Lynch Kevin G, Cary Mark, Gallop Robert, Ten Have Thomas R
Department of Psychiatry, University of Pennsylvania School of Medicine, Philadelphia, PA 19104, January 22, 2008.
Health Serv Outcomes Res Methodol. 2008;8(2):57-76. doi: 10.1007/s10742-008-0028-9.
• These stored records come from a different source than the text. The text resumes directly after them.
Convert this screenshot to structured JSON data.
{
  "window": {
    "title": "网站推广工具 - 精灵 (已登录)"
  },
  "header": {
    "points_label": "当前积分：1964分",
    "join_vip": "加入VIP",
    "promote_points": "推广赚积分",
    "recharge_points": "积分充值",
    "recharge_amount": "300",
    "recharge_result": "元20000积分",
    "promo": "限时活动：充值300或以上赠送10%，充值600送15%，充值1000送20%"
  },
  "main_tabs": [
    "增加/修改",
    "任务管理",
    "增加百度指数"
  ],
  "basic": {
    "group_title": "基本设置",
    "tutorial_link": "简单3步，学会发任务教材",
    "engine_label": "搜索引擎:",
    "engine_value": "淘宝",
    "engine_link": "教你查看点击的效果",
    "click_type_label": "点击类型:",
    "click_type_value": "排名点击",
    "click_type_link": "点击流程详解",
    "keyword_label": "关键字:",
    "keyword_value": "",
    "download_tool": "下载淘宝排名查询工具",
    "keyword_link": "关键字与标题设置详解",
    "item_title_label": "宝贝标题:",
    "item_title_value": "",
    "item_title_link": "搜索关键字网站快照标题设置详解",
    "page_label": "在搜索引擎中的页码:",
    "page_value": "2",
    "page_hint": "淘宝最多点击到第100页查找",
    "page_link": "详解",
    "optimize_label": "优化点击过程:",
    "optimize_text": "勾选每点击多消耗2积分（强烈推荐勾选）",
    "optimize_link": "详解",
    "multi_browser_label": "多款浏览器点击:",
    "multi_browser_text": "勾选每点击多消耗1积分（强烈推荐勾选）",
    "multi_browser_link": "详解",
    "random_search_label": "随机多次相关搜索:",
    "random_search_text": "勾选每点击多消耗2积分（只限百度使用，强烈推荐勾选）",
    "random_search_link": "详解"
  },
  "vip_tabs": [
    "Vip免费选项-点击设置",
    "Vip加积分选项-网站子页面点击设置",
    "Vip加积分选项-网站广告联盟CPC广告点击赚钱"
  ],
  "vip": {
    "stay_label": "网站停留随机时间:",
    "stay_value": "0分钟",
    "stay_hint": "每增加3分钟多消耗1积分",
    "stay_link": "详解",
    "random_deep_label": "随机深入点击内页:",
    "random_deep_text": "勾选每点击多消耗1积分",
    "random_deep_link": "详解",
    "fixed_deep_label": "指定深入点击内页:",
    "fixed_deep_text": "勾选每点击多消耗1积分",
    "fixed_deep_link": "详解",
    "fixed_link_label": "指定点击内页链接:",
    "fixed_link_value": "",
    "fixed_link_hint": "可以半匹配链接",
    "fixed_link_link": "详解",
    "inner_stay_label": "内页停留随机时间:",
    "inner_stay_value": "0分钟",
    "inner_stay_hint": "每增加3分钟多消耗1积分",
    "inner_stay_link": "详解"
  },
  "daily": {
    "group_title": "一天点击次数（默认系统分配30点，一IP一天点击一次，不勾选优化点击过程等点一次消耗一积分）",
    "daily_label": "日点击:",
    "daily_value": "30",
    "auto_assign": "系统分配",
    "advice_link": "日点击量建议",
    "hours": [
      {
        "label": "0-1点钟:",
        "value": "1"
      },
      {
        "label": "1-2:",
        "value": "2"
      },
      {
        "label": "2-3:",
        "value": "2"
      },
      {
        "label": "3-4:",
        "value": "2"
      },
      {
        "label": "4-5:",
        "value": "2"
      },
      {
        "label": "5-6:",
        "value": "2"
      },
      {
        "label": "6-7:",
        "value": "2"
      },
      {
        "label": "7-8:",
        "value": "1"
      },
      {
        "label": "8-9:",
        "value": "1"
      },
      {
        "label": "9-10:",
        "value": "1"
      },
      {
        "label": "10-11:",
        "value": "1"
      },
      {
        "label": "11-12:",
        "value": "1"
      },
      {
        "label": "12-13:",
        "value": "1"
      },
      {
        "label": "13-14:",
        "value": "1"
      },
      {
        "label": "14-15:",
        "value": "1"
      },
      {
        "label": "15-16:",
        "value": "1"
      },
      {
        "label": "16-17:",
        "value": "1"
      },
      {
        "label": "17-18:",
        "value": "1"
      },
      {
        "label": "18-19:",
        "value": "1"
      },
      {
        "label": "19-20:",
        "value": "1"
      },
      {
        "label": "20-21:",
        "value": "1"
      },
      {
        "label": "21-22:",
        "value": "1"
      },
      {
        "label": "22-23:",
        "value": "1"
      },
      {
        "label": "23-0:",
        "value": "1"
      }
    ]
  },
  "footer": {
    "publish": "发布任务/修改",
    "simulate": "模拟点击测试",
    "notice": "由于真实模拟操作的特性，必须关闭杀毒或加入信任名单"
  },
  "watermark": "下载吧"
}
In the context of randomized intervention trials, we describe causal methods for analyzing how post-randomization factors constitute the process through which randomized baseline interventions act on outcomes. Traditionally, such mediation analyses have been undertaken with great caution, because they assume that the mediating factor is also randomly assigned to individuals in addition to the randomized baseline intervention (i.e., sequential ignorability). Because the mediating factors are typically not randomized, such analyses are unprotected from unmeasured confounders that may lead to biased inference. We review several causal approaches that attempt to reduce such bias without assuming that the mediating factor is randomized. However, these causal approaches require certain interaction assumptions that may be assessed if there is enough treatment heterogeneity with respect to the mediator. We describe available estimation procedures in the context of several examples from the literature and provide resources for software code.
在随机干预试验的背景下,我们描述了因果分析方法,用于分析随机化后的因素如何构成随机化基线干预作用于结局的过程。传统上,此类中介分析一直非常谨慎地进行,因为它们假定除了随机化基线干预之外,中介因素也被随机分配给个体(即序列可忽略性)。由于中介因素通常不是随机化的,此类分析无法抵御可能导致有偏推断的未测量混杂因素。我们回顾了几种因果方法,这些方法试图在不假定中介因素是随机化的情况下减少此类偏差。然而,这些因果方法需要某些交互作用假设,如果在中介因素方面存在足够的治疗异质性,就可以对这些假设进行评估。我们在文献中的几个例子背景下描述了可用的估计程序,并提供了软件代码资源。